The count down is on as we get ever closer to the sale of the century from Sotheby’s. Having tempted the Arab market by jetting the painting across for a viewing of, incredibly, just one day (they sense where the buyer might come from at this level) it is poised to become the second most expensive old master ever sold – currently the ‘Massacre of the Innocents’ by Rubens sold by Sotheby’s for a shade under £50 million in 2002 holds that spot whilst, of course, Leonardo’s ‘Salvator Mundi’ is in at number 1 at $450 million. This Botticelli by comparison represents a bargain, being offered at $80 million.

Interestingly nobody knows who it depicts. It touches on a point here which resonates with me. I happen to adore portraiture and have been instrumental in the sales of many over the years. Yet many people consider it odd to have an unknown man or woman hanging on the wall as opposed to a dramatic landscape. Of course the most famous painting in the world is just that – the Mona Lisa, the identity not definitely being known. However if you have one of the legend names of art history behind it – Leonardo da Vinci – and the estimated value is reaching beyond $850 million then of course people rate it and are happy to have printed reproductions of it on their wall.


The scarcity of the Botticelli is undoubted, but the same mind set is being applied.
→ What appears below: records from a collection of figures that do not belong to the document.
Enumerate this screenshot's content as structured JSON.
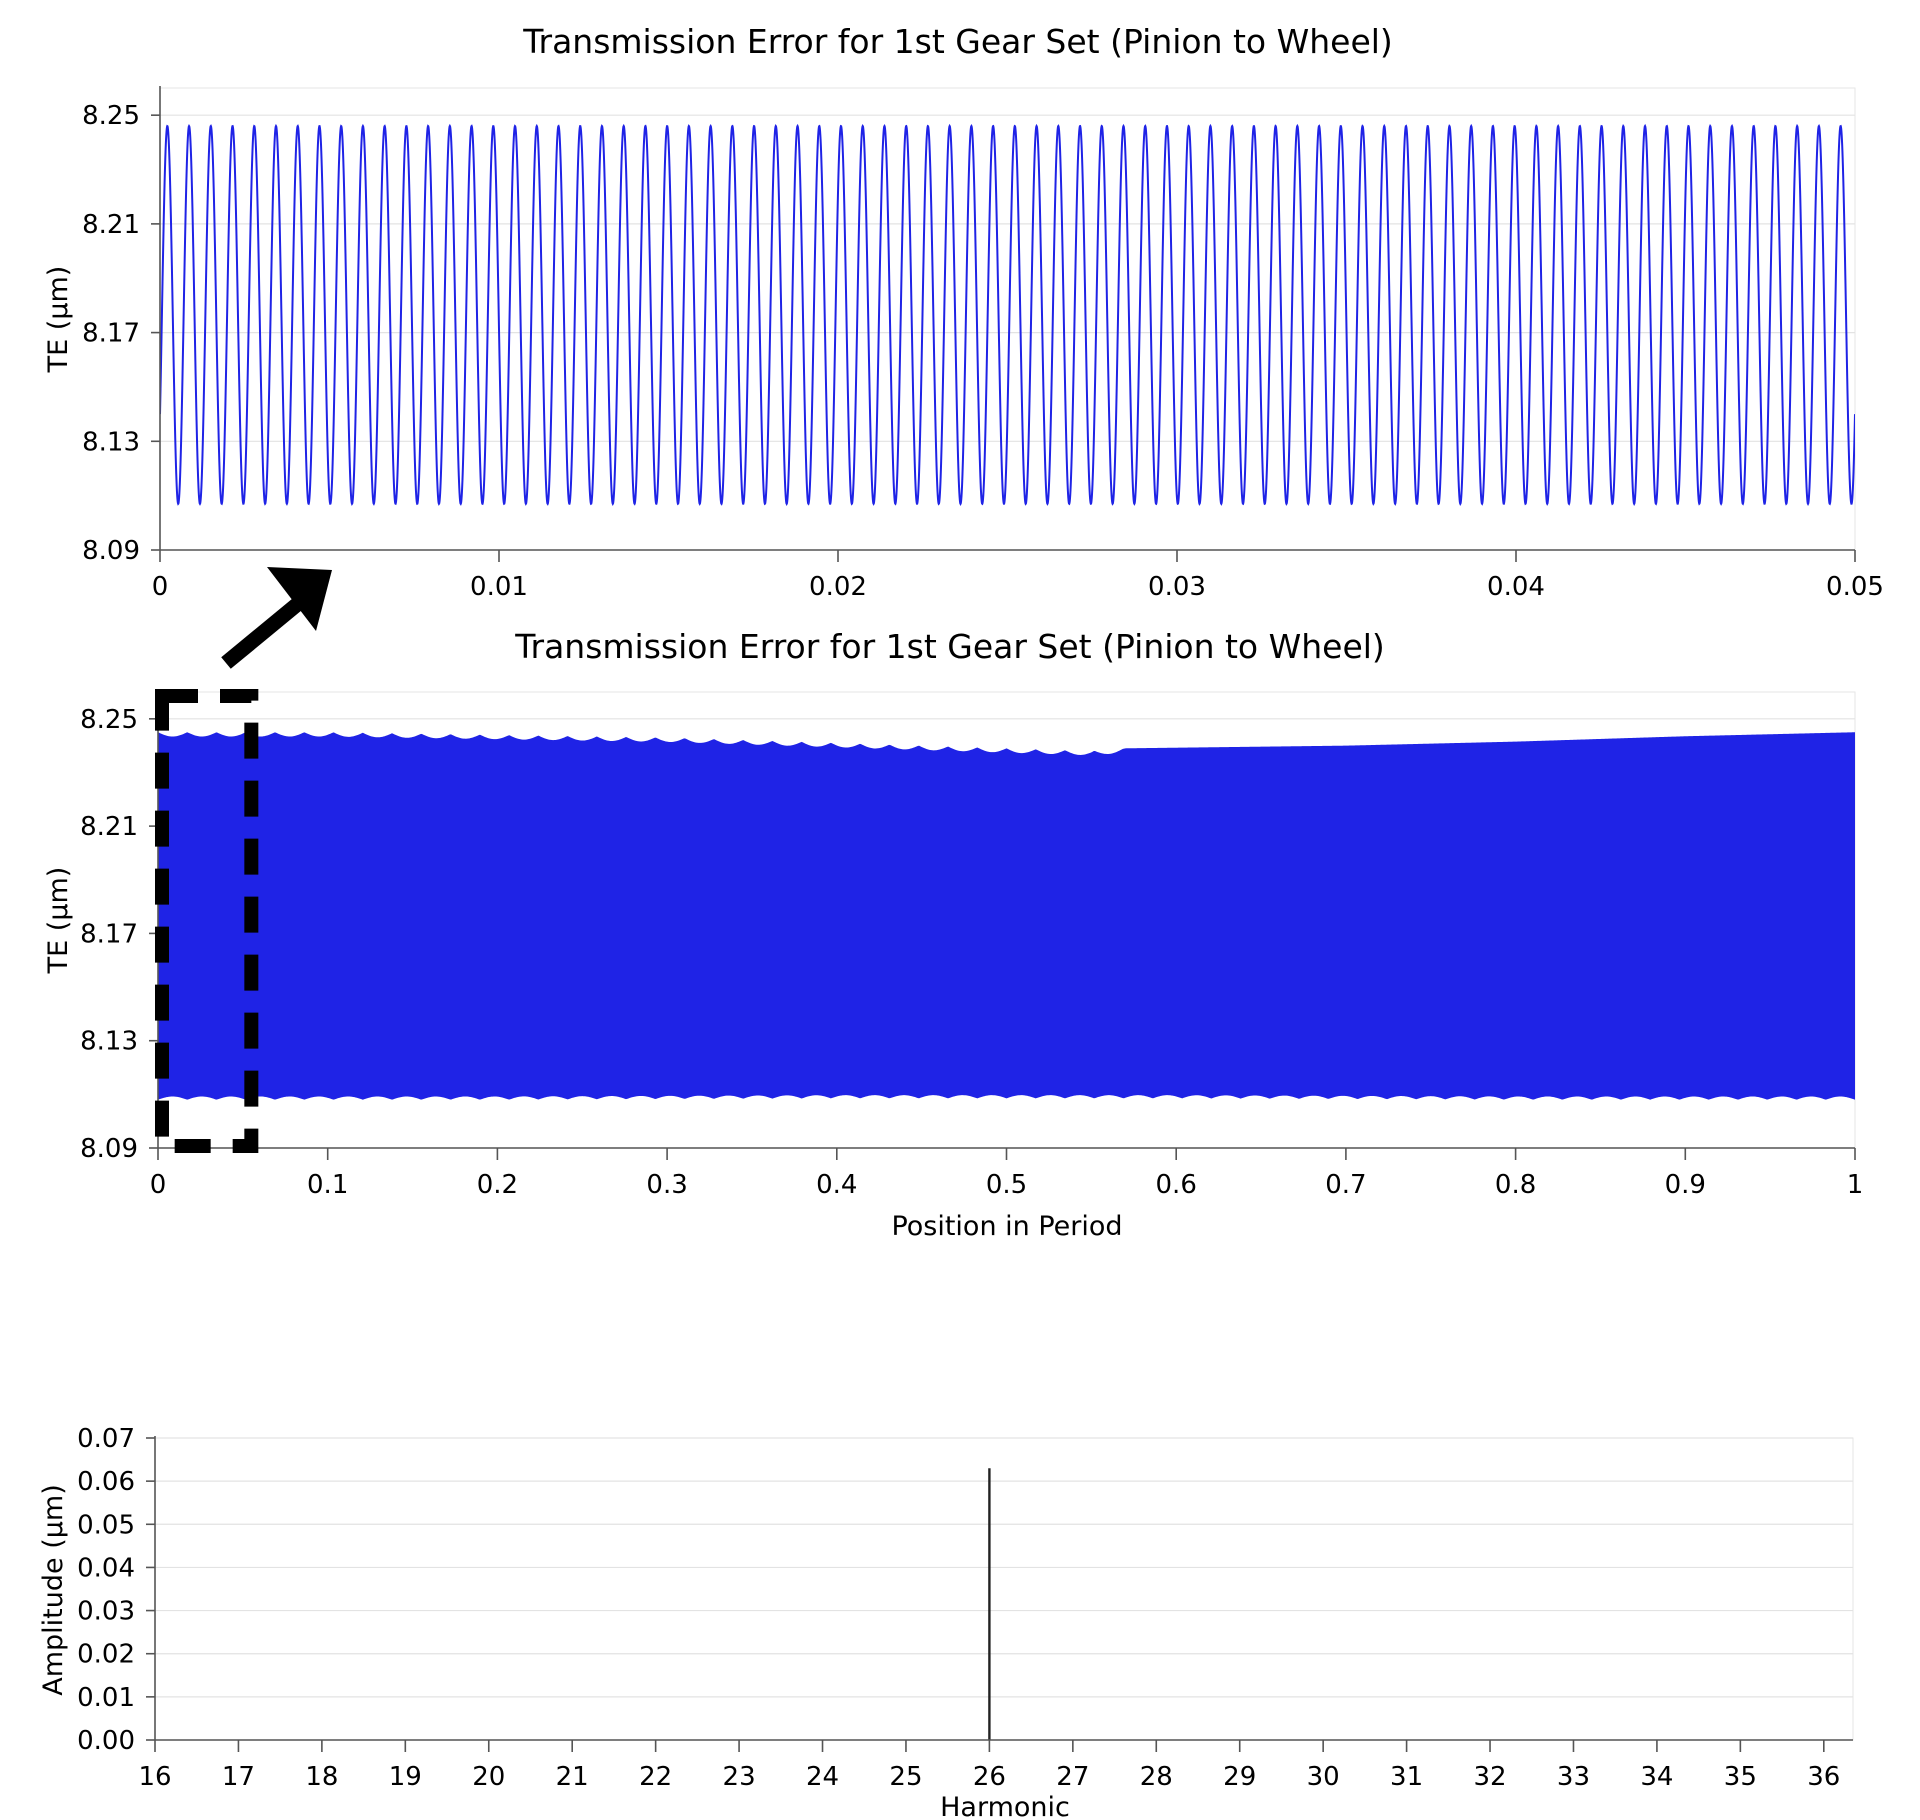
{
  "colors": {
    "series": "#1f23e6",
    "stem": "#222222",
    "grid": "#e3e3e3",
    "axis": "#555555",
    "annotation": "#000000"
  },
  "chart_data": [
    {
      "id": "zoom",
      "type": "line",
      "title": "Transmission Error for 1st Gear Set (Pinion to Wheel)",
      "xlabel": "",
      "ylabel": "TE (µm)",
      "xlim": [
        0,
        0.05
      ],
      "ylim": [
        8.09,
        8.26
      ],
      "xticks": [
        "0",
        "0.01",
        "0.02",
        "0.03",
        "0.04",
        "0.05"
      ],
      "xtick_values": [
        0,
        0.01,
        0.02,
        0.03,
        0.04,
        0.05
      ],
      "yticks": [
        "8.09",
        "8.13",
        "8.17",
        "8.21",
        "8.25"
      ],
      "ytick_values": [
        8.09,
        8.13,
        8.17,
        8.21,
        8.25
      ],
      "grid": true,
      "series": [
        {
          "cycles": 78,
          "min": 8.107,
          "max": 8.246,
          "x_start": 0,
          "x_end": 0.05,
          "y_start": 8.14,
          "y_end": 8.108
        }
      ]
    },
    {
      "id": "full",
      "type": "area",
      "title": "Transmission Error for 1st Gear Set (Pinion to Wheel)",
      "xlabel": "Position in Period",
      "ylabel": "TE (µm)",
      "xlim": [
        0,
        1
      ],
      "ylim": [
        8.09,
        8.26
      ],
      "xticks": [
        "0",
        "0.1",
        "0.2",
        "0.3",
        "0.4",
        "0.5",
        "0.6",
        "0.7",
        "0.8",
        "0.9",
        "1"
      ],
      "xtick_values": [
        0,
        0.1,
        0.2,
        0.3,
        0.4,
        0.5,
        0.6,
        0.7,
        0.8,
        0.9,
        1
      ],
      "yticks": [
        "8.09",
        "8.13",
        "8.17",
        "8.21",
        "8.25"
      ],
      "ytick_values": [
        8.09,
        8.13,
        8.17,
        8.21,
        8.25
      ],
      "grid": true,
      "series": [
        {
          "upper": {
            "x": [
              0,
              0.1,
              0.2,
              0.3,
              0.4,
              0.5,
              0.55,
              0.57,
              0.7,
              0.8,
              0.9,
              1
            ],
            "y": [
              8.245,
              8.245,
              8.244,
              8.243,
              8.241,
              8.239,
              8.238,
              8.239,
              8.24,
              8.2415,
              8.2435,
              8.245
            ]
          },
          "lower": {
            "x": [
              0,
              0.2,
              0.4,
              0.6,
              0.8,
              1
            ],
            "y": [
              8.108,
              8.108,
              8.1085,
              8.1085,
              8.108,
              8.108
            ]
          },
          "ripple_until": 0.57,
          "ripple_cycles": 58
        }
      ],
      "annotation": {
        "type": "dashed-rectangle",
        "x": [
          0,
          0.055
        ],
        "y": [
          8.09,
          8.26
        ]
      }
    },
    {
      "id": "spectrum",
      "type": "bar",
      "title": "",
      "xlabel": "Harmonic",
      "ylabel": "Amplitude (µm)",
      "xlim": [
        16,
        36.35
      ],
      "ylim": [
        0,
        0.07
      ],
      "xticks": [
        "16",
        "17",
        "18",
        "19",
        "20",
        "21",
        "22",
        "23",
        "24",
        "25",
        "26",
        "27",
        "28",
        "29",
        "30",
        "31",
        "32",
        "33",
        "34",
        "35",
        "36"
      ],
      "xtick_values": [
        16,
        17,
        18,
        19,
        20,
        21,
        22,
        23,
        24,
        25,
        26,
        27,
        28,
        29,
        30,
        31,
        32,
        33,
        34,
        35,
        36
      ],
      "yticks": [
        "0.00",
        "0.01",
        "0.02",
        "0.03",
        "0.04",
        "0.05",
        "0.06",
        "0.07"
      ],
      "ytick_values": [
        0,
        0.01,
        0.02,
        0.03,
        0.04,
        0.05,
        0.06,
        0.07
      ],
      "grid": true,
      "x": [
        26
      ],
      "values": [
        0.063
      ]
    }
  ]
}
Nobody cares that it is a portrait.

It’s more what it represents to a potential buyer and the clever marketing of the auctioneers that get the public attention and hopefully the attention of a buyer with exceptionally deep pockets. At the prices being discussed it will be somebody outside the old masters world who will be the potential purchaser. It is the same as when Christies offered the Salvator Mundi by Leonardo – it is being offered in a sale that encompasses works across the art historical spectrum of key names that will resonate with any extremely wealthy individual who might be looking for status symbol artworks. Hence the jet tour to the Middle East.

We will see what happens but I’m sure it will do well, whether the sitter is known or not. I only hope the actual painting doesn’t disappear like the Salvator Mundi.